这里的SQUEEZENET_MEAN和SQUEEZENET_STD都是在训练集上的预先计算好的RGB三个通道上的均值和标准差。

X = np.array([preprocess_image(img) for img in X_raw])

Saliency Maps

用预训练模型，我们就可以根据[2]的3.1描述的那样计算saliency maps。

一张saliency map告诉了我们在图片中的每个像素点对于这张图片最后的预测得分的影响程度。为了计算它，我们要计算正确的那个类的未归一化的打分对于图片中每个像素点的梯度。如果图片的尺寸是(H,W,3),那么梯度的尺寸也应该是(H,W,3);对于图片中的每个像素点,梯度值反映了如果某个像素点的值改变一点点，分类的打分(score)会改变的程度大小。为了计算saliency map, 我们用梯度的绝对值，然后在3个channel上面求最大值，因此最后的saliency map的形状应该是(H,W)，并且所有的值都是非负数。

你会需要model.classifier这个包含了每个输入的打分的张量，计算梯度的时候也需要把值传给model.image和model.labels这两个placeholders。打开cs231n/classifiers/squeezenet.py，阅读文档并且确保你明白要怎么用这个模型。例如，你可以看看loss这个属性。

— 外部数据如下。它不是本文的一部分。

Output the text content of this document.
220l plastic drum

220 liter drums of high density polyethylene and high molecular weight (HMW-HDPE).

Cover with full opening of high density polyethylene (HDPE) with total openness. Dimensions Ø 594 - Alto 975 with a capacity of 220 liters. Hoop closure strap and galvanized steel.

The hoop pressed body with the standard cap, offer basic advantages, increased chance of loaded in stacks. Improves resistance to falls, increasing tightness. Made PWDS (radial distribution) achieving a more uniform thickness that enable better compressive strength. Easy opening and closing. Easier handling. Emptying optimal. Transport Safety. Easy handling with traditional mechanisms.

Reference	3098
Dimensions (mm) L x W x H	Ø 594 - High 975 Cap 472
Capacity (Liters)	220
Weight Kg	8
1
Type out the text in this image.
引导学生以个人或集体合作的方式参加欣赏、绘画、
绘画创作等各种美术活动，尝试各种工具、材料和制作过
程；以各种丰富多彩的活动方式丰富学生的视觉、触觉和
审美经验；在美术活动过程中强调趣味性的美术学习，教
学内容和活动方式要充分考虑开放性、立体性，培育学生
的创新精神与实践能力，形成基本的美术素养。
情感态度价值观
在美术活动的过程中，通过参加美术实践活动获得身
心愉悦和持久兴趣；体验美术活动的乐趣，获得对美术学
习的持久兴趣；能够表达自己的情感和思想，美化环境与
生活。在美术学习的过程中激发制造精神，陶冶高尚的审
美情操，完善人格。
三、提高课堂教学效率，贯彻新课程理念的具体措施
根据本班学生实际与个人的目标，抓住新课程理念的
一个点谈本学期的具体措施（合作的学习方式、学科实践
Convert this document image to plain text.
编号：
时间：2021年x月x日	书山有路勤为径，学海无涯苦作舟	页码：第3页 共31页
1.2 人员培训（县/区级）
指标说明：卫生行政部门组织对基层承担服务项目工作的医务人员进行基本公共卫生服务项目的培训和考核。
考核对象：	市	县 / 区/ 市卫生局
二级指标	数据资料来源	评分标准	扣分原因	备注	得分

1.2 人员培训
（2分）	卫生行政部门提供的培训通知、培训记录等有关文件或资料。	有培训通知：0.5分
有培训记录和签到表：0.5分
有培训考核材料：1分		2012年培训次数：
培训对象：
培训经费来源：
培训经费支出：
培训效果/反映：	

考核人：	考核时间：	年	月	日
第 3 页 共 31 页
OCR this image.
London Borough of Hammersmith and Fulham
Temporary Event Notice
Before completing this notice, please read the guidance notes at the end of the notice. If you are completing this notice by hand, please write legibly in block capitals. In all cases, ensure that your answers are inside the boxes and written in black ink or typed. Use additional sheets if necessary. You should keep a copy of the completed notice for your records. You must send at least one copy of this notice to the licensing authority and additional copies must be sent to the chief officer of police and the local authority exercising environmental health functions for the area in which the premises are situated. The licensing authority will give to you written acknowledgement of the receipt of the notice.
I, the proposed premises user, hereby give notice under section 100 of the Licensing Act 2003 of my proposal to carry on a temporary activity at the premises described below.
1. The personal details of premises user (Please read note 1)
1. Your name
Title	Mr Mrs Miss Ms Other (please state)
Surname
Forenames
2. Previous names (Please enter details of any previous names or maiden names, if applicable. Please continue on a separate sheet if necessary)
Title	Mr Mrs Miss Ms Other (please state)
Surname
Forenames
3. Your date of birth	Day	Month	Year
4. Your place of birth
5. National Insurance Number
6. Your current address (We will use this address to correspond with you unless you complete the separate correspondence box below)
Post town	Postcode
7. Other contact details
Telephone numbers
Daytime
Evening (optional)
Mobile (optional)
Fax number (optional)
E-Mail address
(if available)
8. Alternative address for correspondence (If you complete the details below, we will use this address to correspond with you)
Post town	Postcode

[2] Karen Simonyan, Andrea Vedaldi, and Andrew Zisserman. “Deep Inside Convolutional Networks: Visualising Image Classification Models and Saliency Maps”, ICLR Workshop 2014.

笔者注:
这里就是要计算我们模型最后那个打分在正确的label上的值对于输入的图片上的梯度。

def compute_saliency_maps(X, y, model):
    """
    Compute a class saliency map using the model for images X and labels y.

    Input:
    - X: Input images, numpy array of shape (N, H, W, 3)
    - y: Labels for X, numpy of shape (N,)
    - model: A SqueezeNet model that will be used to compute the saliency map.

    Returns:
    - saliency: A numpy array of shape (N, H, W) giving the saliency maps for the
    input images.
    """
    saliency = None
    # Compute the score of the correct class for each example.
    # This gives a Tensor with shape [N], the number of examples.
    #
    # Note: this is equivalent to scores[np.arange(N), y] we used in NumPy
    # for computing vectorized losses.
    
    # 计算正确的label的打分
    # model.classifier是在各个类上的打分，batch_size, NUM_CLASSES, 也就是logits
    # 下面这一步的运算相当于就是numpy中的 scores[np.arange(N),y]
    correct_scores = tf.gather_nd(model.classifier,
                                  tf.stack((tf.range(X.shape[0]), model.labels), axis=1))
    ###############################################################################
    # TODO: Implement this function. You should use the correct_scores to compute #
    # the loss, and tf.gradients to compute the gradient of the loss with respect #
    # to the input image stored in model.image.                                   #
    # Use the global sess variable to finally run the computation.                #
    # Note: model.image and model.labels are placeholders and must be fed values  #
    # when you call sess.run().                                                   #
    ###############################################################################
    saliency_grad = tf.gradients(correct_scores,model.image)  # 打分对于输入图像的梯度
    #print(correct_scores.shape)
    #print(model.image.shape)
    saliency = sess.run(saliency_grad, model.image:X, model.labels:y)[0]  # 运算求值
    saliency = np.absolute(saliency) # 求绝对值
    saliency = np.amax(saliency, axis = -1) # 求三个channel上最大的值
    ##############################################################################
    #                             END OF YOUR CODE                               #
    ##############################################################################
    return saliency

完成上面的代码后，运行下面的代码来看看我们从ImageNet验证集上的样例图片:

def show_saliency_maps(X, y, mask):
    mask = np.asarray(mask)
    Xm = X[mask]
    ym = y[mask]

    saliency = compute_saliency_maps(Xm, ym, model)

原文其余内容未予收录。